While concluding my Omaha assignment during one of the worst blizzards (this was in November), my company wired me to be prepared to move on to the remote northern part of Canada, and to buy suitable clothing. Since the amount of wearing apparel was dictated by the weather, I bought three suits of long underwear, the kind that one tucks tightly around one's ankles, in readiness for the frigid change. However, my company changed my plans and ordered me to move on to San Antonio, Texas. Heretofore I had never been south and I was not prepared for the extreme change in temperature. Consequently I adorned myself for the trip in this horrible, itchy underwear, and en route I became so warm I decided that I was coming down with a fever. I was pleasantly surprised upon arriving in San Antonio at the complete contrast in the weather. Could it be possible that our fine country could offer such a paradise? Not to be outsmarted by my employers, I bundled up the expensive underwear and promptly shipped it back to headquarters, pleading for reimbursement.

SAN ANTONIO, TEXAS-1 was tremendously impressed by the warm, friendly people I met in San Antonio. This lovely, historic city offered so much in beauty

and culture. My performances were so enthusiastically received and I felt welcome and appreciated. At the time, I thought how wonderful it would be if this lovely city could become my permanent home, never dreaming that in later years my wish would be fulfilled.

The Goggan Brothers Piano Company were my sponsors and they provided my headquarters at the beautiful Saint Anthony Hotel. I revelled in their picturesque court of palm trees and flowers - far beyond my expectations.

Nostalgically reminiscing, I never met more hospitable hosts than the Goggan personel; In their halcyon days, Goggan's Palace of Music was more of a musical social club than a mere music store. It was the rendezvous of opera celebrities, famous concert pianists, violinists, all of whom were talented sensations from all over the country. Ernest Richi, San Antonio's showman, staged many an opera and concert throughout San Antonio's fabulous golden age, when the town was widely known as the music capital of Texas. It seemed incredible that I should be so fortunate to later be included and booked in concert by the Goggan Brothers in this illustrious city.

There was much to see of interest in San Antonio. One's first trip, of course, was to the Alamo, the historical center of the city, where over a hundred years ago Texas heroes laid down their lives in order that Texas might become, first an independent nation, and later a mighty state in the Union.

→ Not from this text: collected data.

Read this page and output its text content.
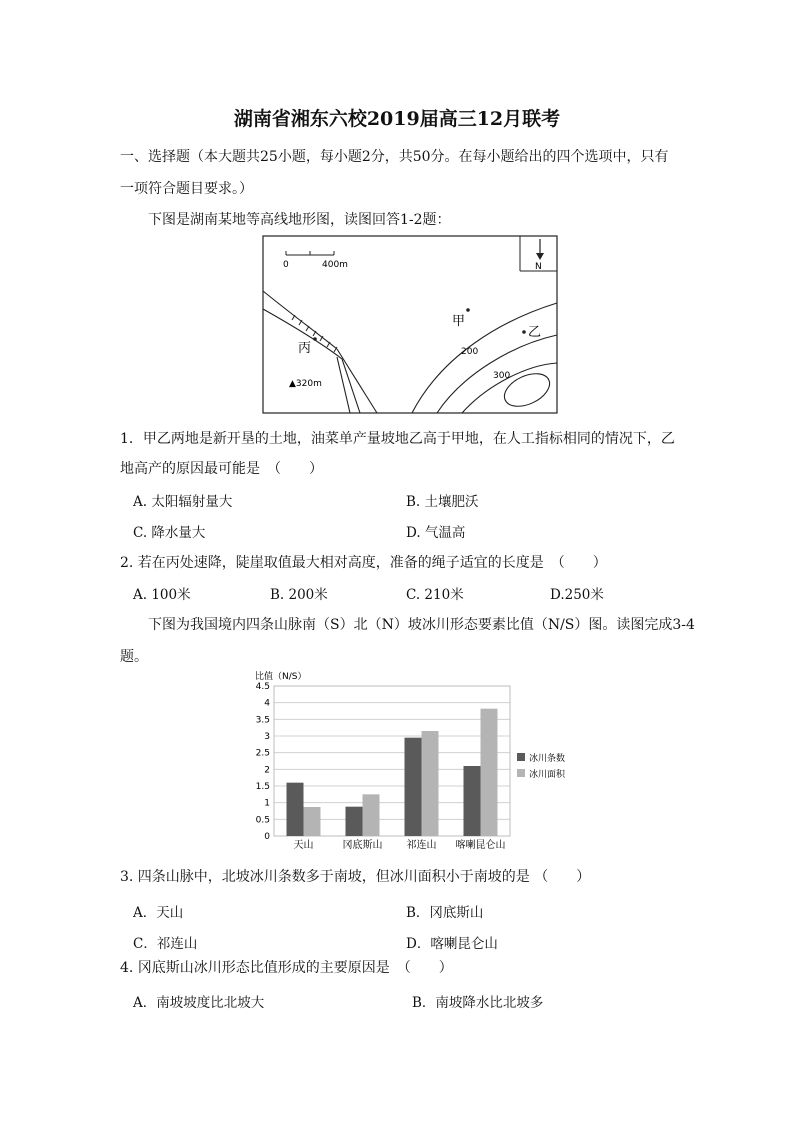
湖南省湘东六校2019届高三12月联考
一、选择题（本大题共25小题，每小题2分，共50分。在每小题给出的四个选项中，只有
一项符合题目要求。）
下图是湖南某地等高线地形图，读图回答1-2题：
0	400m	N
甲
乙
丙	200
300
▲320m
1．甲乙两地是新开垦的土地，油菜单产量坡地乙高于甲地，在人工指标相同的情况下，乙
地高产的原因最可能是　（　　）
A. 太阳辐射量大	B. 土壤肥沃
C. 降水量大	D. 气温高
2. 若在丙处速降，陡崖取值最大相对高度，准备的绳子适宜的长度是　（　　）
A. 100米	B. 200米	C. 210米	D.250米
下图为我国境内四条山脉南（S）北（N）坡冰川形态要素比值（N/S）图。读图完成3-4
题。
比值（N/S）
0
0.5
1
1.5
2
2.5
3
3.5
4
4.5
天山	冈底斯山 祁连山 喀喇昆仑山
冰川条数
冰川面积
3. 四条山脉中，北坡冰川条数多于南坡，但冰川面积小于南坡的是 （　　）
A．天山	B．冈底斯山
C．祁连山	D．喀喇昆仑山
4. 冈底斯山冰川形态比值形成的主要原因是　（　　）
A．南坡坡度比北坡大	B．南坡降水比北坡多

Like no other city I visited, San Antonio breathed an atmosphere of true romanticism. The San Antonio River silently winds its way througn the center of the city, oblivious of the surrounding commercialism. Its shores, banked with nature's contribution of tall pecan trees, shrubs, and flowers, offer shelter and privacy for strolling lovers. Subsequently the citizens of San Antonio glorified the river by improving the banks with rock gardens, zinnias, verbena, marigolds, etc., fancy staircases, and arched bridges. Every twenty minutes Venetian orange-canopied gondolas take off from its banks with conducted tours, quietly winding their way up and down the river with mystified tourists enchanted by the changing panorama as they float along. One can lunch at the original Mexican restaurants or steak houses bordering the river, or visit the art shops, or wander up the river to the outdoor Arneson River Theatre, whose coliseum of seats borders one bank of the river with the stage on the opposite bank.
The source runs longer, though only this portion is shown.